Mai come in questa edizione il Cheese di Bra ha ospitato, a quanto ci è parso di vedere, tanti prodotti “altri”, differenti dal formaggio, a partire dalla birra, per finire al gelato “artigianale”, che, a parte rare eccezioni, è un prodotto legato alla zootecnia intensiva; vale a dire a vacche recluse in stalla e alimentate con insilati di mais e unifeed. Esattamente al contrario di quanto si prefiggerebbe di valorizzare l’associazione che asserisce di promuovere il cibo “buono, pulito e giusto”.
Un’altra discordanza che abbiamo notato circolando per gli stand del Cheese, rispetto alle premesse altisonanti dei mesi scorsi, è stata legata alla presenza di molti, moltissimi formaggi da latte pastorizzato o termizzato.
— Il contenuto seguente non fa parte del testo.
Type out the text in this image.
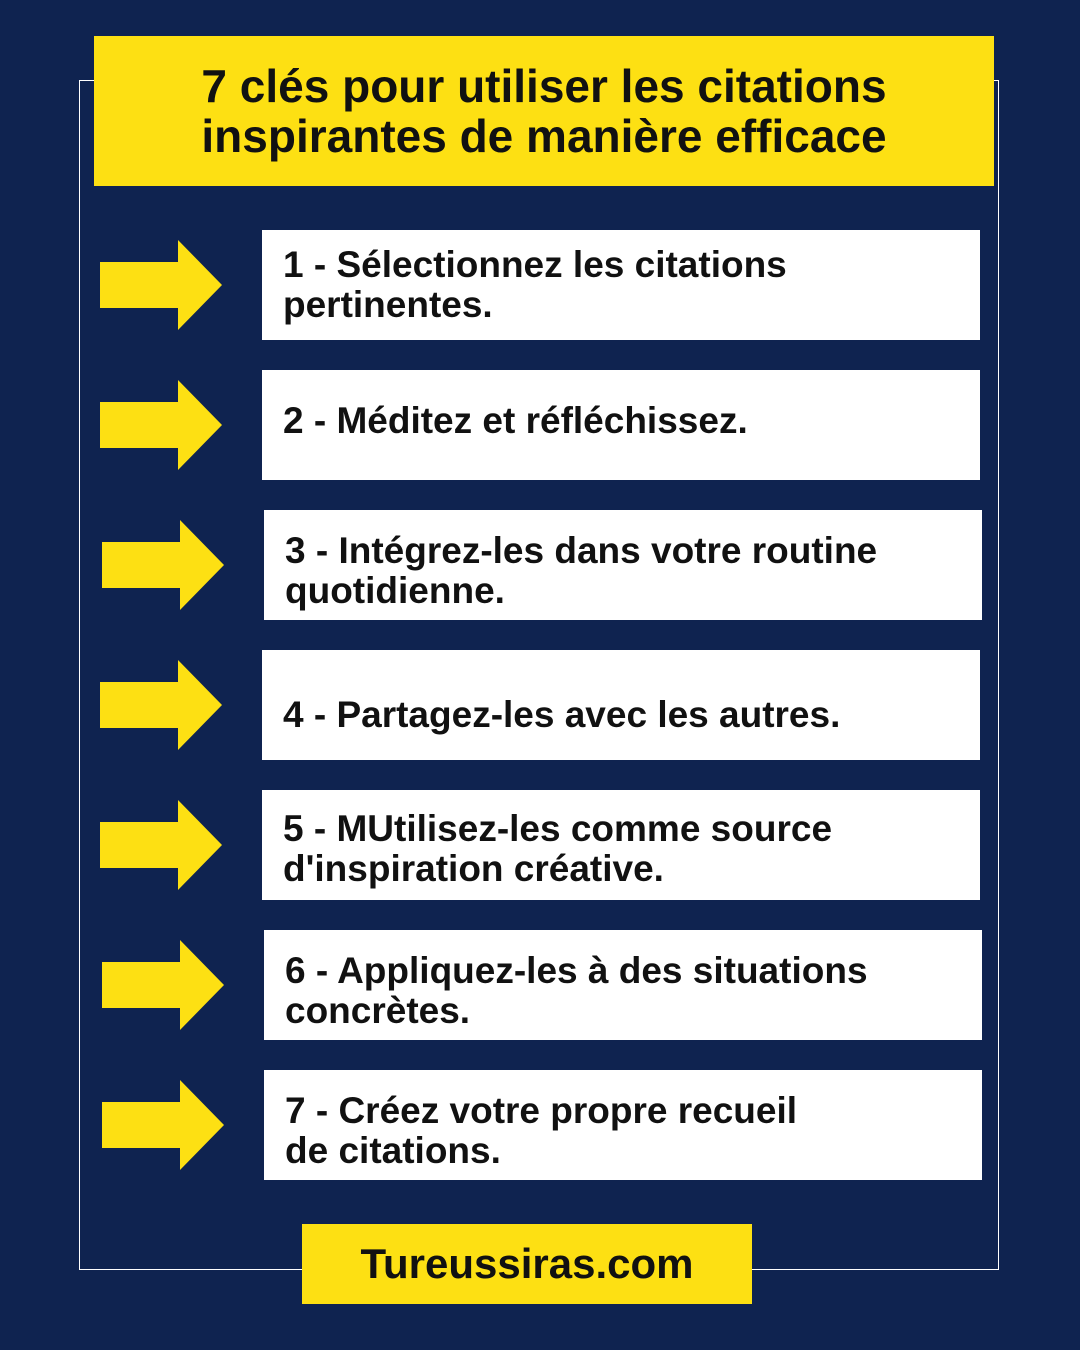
7 clés pour utiliser les citations
inspirantes de manière efficace
1 - Sélectionnez les citations
pertinentes.
2 - Méditez et réfléchissez.
3 - Intégrez-les dans votre routine
quotidienne.
4 - Partagez-les avec les autres.
5 - MUtilisez-les comme source
d'inspiration créative.
6 - Appliquez-les à des situations
concrètes.
7 - Créez votre propre recueil
de citations.
Tureussiras.com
Le aspettative di quanti avessero creduto di poter vivere un’edizione all’insegna del solo latte crudo si sono infrante nel solito pout-pourri di formaggi d’ogni genere. Oltre alle produzioni casearie d’eccellenza, che valorizzano i terroir, le razze autoctone e i saperi dei pastori e dei casari, anche i prodotti standardizzati, fatti con latti comperati chissà dove e prodotti senza una vera e propria “anima”. Peccato davvero.
Il gelato al Cheese: quale qualità, con il latte intensivo?
Tornando a quello che ci è sembrato il più intruso tra gli intrusi, parlando di qualità reali e di valori altisonanti – ovvero del gelato come lo si intende largamente oggi, figlio di un latte sempre uguale a sé stesso – Slow Food ha palesato la maggiore delle contraddizioni offrendo uno spazio importante alla Compagnia dei Gelatieri, creatura di Alberto Marchetti, gelataio piemontese che ha ben gestito in questi anni la propria crescita a colpi di promozione e marketing, sponsorizzando tra l’altro il progetto della biodiversità di Slow Food.
E proprio sul piano della comunicazione e del marketing si è parlato molto di gelato nei giorni scorsi sui giornali e sulle pagine delle agenzie di stampa, come ha fatto negli spazi dell’AGI (Agenzia giornalistica Italiana) Nerina Di Nunzio, ex direttore marketing e comunicazione del mensile “Gambero Rosso”, raccontando che “Il gelato è una mia fissazione, mi piace smascherare chi finge e promuovere chi invece rispetta le regole, nel caso della Compagnia dei Gelatieri parliamo quasi di un gruppo d’integralisti!”
Su questo tema la Di Nunzio ha intervistato il presidente internazionale di Slow Food, che a modo suo ha confermato le premesse dell’intervistatrice: «Il gelato», ha detto Carlo Petrini, «è un prodotto che più di ogni altro riassume la nostra italianità, mi riferisco al gelato quello vero, fatto senza basi e senza additivi. Oggi possiamo dire che il gelato artigianale può rappresentare l’Italia all’estero meglio della pasta». E il latte? Carlin, cosa dici? Quando parli di latte ti dimentichi dei requisiti di “buono pulito e giusto” che il cibo-vero deve avere per essere promosso e sostenuto? È un peccato non fare nulla per guidare verso l’eccellenza anche il mondo del gelato artigianale, che – così com’è – rischia di essere ancora per lungo tempo la cenerentola di tutti i settori produttivi basati sull’uso del latte.
Nella speranza che il fare dei “gelatieri artigiani” converga in un prossimo futuro verso i temi dettati da Slow Food in questa edizione del Cheese (e in particolare sull’uso di latti da erba) e che gli stessi amici di Slow Food facciano qualcosa affinché ciò accada, non ci resta che rimanere alla finestra per vedere se qualche sedicente maestro del gelato vorrà indirizzare il resto della “compagnia” verso un gelato degno di essere definito “pulito e giusto”, oltre che (apparentemente) buono.